Details on the 16-year package were released Monday afternoon, a day after House and Senate transportation leaders said they had reached a bipartisan agreement after months of negotiations.
The plan would increase the gas tax in two stages: a 7-cent increase on Aug. 1 and a 4.9-cent increase on July 1, 2016. The plan spends $8.8 billion on state and local road projects and $1.4 billion on maintenance and preservation. Another $1 billion would be spent on non-highway projects, like bike paths, pedestrian walkways and transit. It also would allow Sound Transit to ask voters to pay for potential expansions of its rail line.
The headway in negotiations between the chambers came after Gov. Jay Inslee said he would sign any ultimate deal, even if it includes language that Inslee opposed related to a low-carbon fuel standard, which had been a major point of contention in the negotiations.
If that standard is ultimately adopted, all fee-based money going toward transit and bike paths would instead be moved into the main transportation account. Unlike the previous Senate proposal, which had that requirement for the full 16 years, the new plan only has that contingency through 2023.

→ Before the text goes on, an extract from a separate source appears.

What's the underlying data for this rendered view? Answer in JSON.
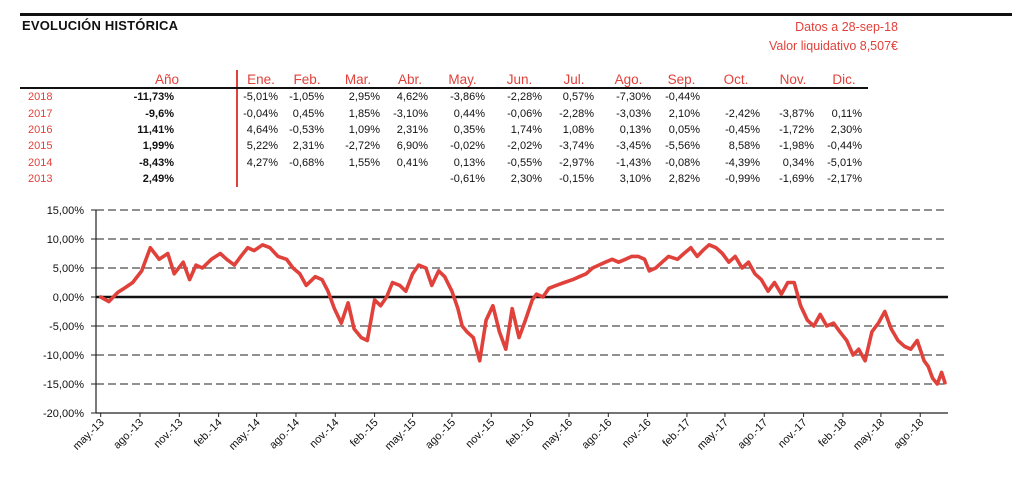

In a news release sent Sunday morning, Inslee wrote that even though the current bill “has a poison pill that pits clean air against transit,” lawmakers have told him it’s necessary in order to pass the package and he’s promised to sign the bill “because of the jobs, safety improvements and traffic relief that the investments would provide.”
Inslee has encouraged lawmakers to pass the package by Tuesday. The Legislature is currently in a third special session as lawmakers finish work on a state operating budget. Lawmakers must move swiftly to pass a two-year budget in time to avoid a partial government shutdown on Wednesday.